Zoom is Finally Adding End to End Encryption Next Week

As the pandemic forced people worldwide to work and study from their homes, the video conferencing application gained massive popularity.

Unfortunately, the stardom was short-lived since a handful of security flaws in the application came to light. Zoom’s CEO himself admitted that none of the video calls are encrypted. As a result, many organizations, including Google, banned its employees from using the application for work-related calls.

At that time, the company promised that it would start working on providing end-to-end encryption for its users. Months later, Zoom has now announced that it will roll out end-to-end encryption next week.

Along with this highly demanded feature, the video conferencing app will also get other features to improve security and privacy on the platform.

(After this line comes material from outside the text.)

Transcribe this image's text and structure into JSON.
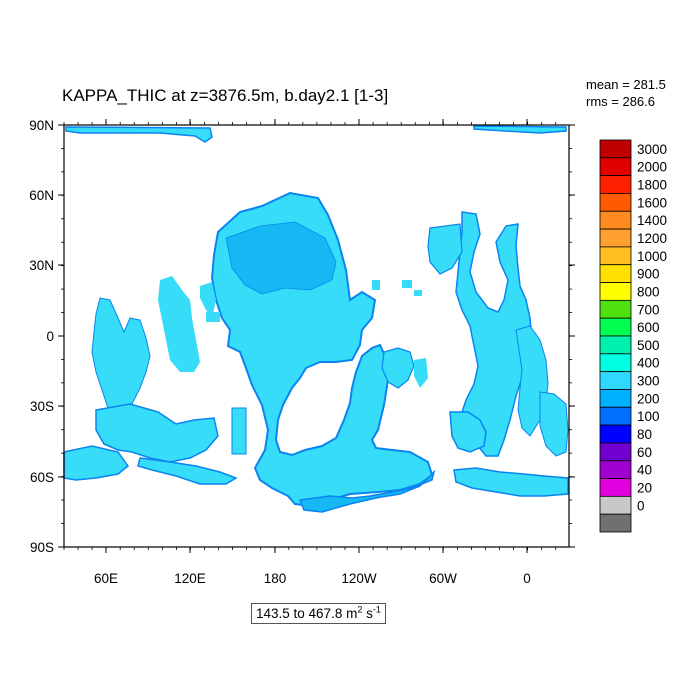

The initial rollout will be a technical preview of E2EE for users. The complete update will be rolled out in a four-phase process.

To use the new privacy-oriented features, people will be required to enable E2EE meetings at the account level and opt-in to E2EE on a per-meeting basis. This will prompt a green shield logo in the upper left corner of their meeting screen with a padlock in the middle.

Zoom meetings are already encrypted, but the encryption did not stop it from being scooped up by an outside element. According to Zoom CEO Eric S. Yuan:

End-to-end encryption is another stride toward making Zoom the most secure communications platform in the world.